Sometimes sensitive documents are password protected - eg. fi you've asked for a copy of a financial statement.
I haven't received an email like this - did they reach out to Latitude? I wouldn't open it though.
I have a 28 degrees card - email is from a .com.au email address but the 'no reply' address is @latitudefinancial.com
Thanks @blueyez
Latitude's is not taking any calls, not even on their 'Dedicated data breach number' - They just have a message saying to check their website 😕
Hey @Dacs what are you trying to do for your friend ?
The hack has already happened - there's nothing you or your friend need to "do" - just be vigilant now that the data is out there.
@McMaferMur: @Nom My friend wants to confirm if his data was included in the breach, and if so exactly what data.
He did manage to get through to Latitude today and they said the emails he received were a scam 🤷
@Dacs: Latitude are sending out emails that explain exactly what was taken for each individual - it's just there in plain text, there's no attachments or links. If your friend hasn't had that email yet, they just need to wait until they get it 👍
Just put a random date in. Same as with those emails asking you to log into your internet banking. If it accepts anything then it's a scam.
I got the email too. Would it have killed them to let me know how they even had my details to begin with? Apparently it was with a 28 degrees card which I haven't had since 2014.

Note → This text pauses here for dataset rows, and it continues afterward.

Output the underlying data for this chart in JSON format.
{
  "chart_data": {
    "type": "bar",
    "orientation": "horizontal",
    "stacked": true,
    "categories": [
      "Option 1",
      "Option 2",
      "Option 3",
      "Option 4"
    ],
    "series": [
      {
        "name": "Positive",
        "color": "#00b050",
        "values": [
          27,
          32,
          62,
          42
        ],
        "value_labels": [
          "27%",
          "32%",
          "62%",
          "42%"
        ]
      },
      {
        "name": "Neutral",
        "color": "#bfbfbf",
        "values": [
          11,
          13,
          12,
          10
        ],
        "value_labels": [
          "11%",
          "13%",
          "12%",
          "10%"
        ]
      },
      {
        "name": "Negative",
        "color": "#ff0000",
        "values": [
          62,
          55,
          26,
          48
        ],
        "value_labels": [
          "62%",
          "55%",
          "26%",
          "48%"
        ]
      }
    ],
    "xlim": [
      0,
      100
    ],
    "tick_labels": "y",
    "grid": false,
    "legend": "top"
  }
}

I hope they face consequences for holding onto data they shouldn't have had since years ago.
Got the email as well today and I closed my 28 degrees card in 2015. Didn't think I'd be affected since it's been a while since I closed my account so I'm quite pissed. What are they doing keeping our data even though accounts were closed ages ago!

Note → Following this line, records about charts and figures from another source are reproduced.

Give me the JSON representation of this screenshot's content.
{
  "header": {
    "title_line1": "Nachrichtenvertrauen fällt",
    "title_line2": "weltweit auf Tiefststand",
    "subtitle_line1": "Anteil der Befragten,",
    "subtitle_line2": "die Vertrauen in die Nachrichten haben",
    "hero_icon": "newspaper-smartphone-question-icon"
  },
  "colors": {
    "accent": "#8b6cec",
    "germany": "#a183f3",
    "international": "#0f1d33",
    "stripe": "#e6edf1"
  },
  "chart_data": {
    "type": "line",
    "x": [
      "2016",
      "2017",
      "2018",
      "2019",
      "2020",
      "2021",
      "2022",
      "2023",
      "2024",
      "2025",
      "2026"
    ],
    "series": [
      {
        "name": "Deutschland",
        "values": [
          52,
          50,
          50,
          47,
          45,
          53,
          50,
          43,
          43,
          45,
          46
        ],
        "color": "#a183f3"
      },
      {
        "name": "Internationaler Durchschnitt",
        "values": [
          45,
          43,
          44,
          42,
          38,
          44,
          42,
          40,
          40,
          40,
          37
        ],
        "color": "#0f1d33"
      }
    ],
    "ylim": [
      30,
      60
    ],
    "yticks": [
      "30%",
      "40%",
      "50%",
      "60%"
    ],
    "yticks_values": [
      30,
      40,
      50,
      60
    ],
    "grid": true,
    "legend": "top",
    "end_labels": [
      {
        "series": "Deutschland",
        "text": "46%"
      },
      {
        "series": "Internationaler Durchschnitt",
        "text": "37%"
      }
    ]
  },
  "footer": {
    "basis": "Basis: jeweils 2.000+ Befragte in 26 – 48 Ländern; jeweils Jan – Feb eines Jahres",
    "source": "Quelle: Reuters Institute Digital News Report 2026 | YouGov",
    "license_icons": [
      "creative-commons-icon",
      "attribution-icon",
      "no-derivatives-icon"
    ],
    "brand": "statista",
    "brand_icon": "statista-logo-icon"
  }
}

Its government regulation to keep. But bot sure how long.
They should be forced to pay compensation to every person who had their info stolen, it’s the only way companies will take seriously protecting personal information.
Ransom….
It's a bit of a weird request, because there's already millions of users who had this exact data leaked from Medibank - why would anyone think this batch has any value ? If you want a few million driving licence numbers etc then go to town on the Medibank files 🤷🏼♂️ This data doesn't add anything to the game…

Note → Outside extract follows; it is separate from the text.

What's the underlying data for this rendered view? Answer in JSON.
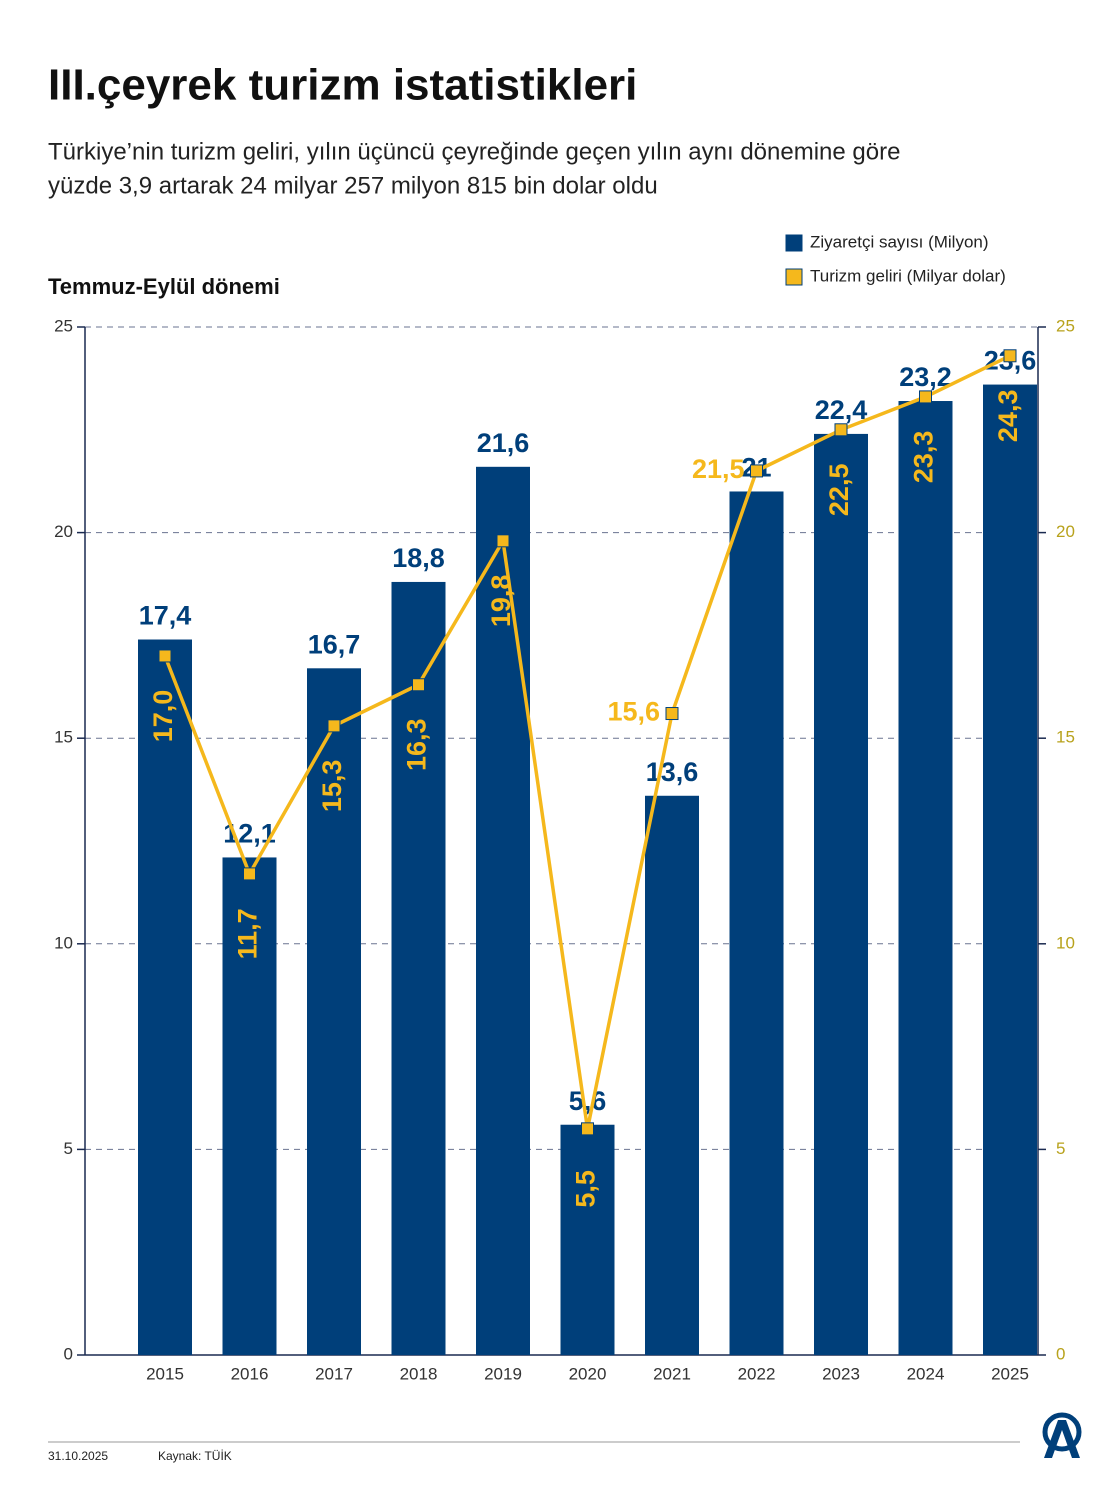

well those medibank data (probably) has been sold to one party, there are thousands more parties willing to pay so i dont see why there is no demand for leaked data?
for us, instead of getting 1 spam we will get 2… then another hack.. get 3.. etc etc
how are we actually getting hacked..
spam phone calls? Always a few of those.. and whatsapp msges.
Just have to ignore, block and report, and not fall for clicking any links.
Just got email from Latitude today regarding the breach. But I don't recall ever signing up with Latitude. I checked this through ClearScore. Is it possible that some of the BNPL uses Latitude?
So has anyone applied for a new licence due to this latitude breach and gotten the cost 'reimbursed' as per their latest email? What's the process like as it's not exactly elaborated on in the email. Since at least in QLD they've stopped the free licence replacements offered with the previous Optus breach.
Already got breached 3 times, how easy to hack all these stupid Aussie companies
Same, already had Equifax and new licence thanks to Optus, so you should have all that already too lol
Has anyone signed up to ambulance chasers trying to do class action.. Something came up on my phones web browser the other day to add your name to their list, Can't remember and never heard of the lawyers name before.
I closed my latitude account late last year in response to the Harvey Norman Shenanigans.
Yet, a month later I get an email saying I haven’t used my account in awhile????!!!!
I doubt once joined you can ever leave.
I’m assuming my perhaps-closed account info has been breached.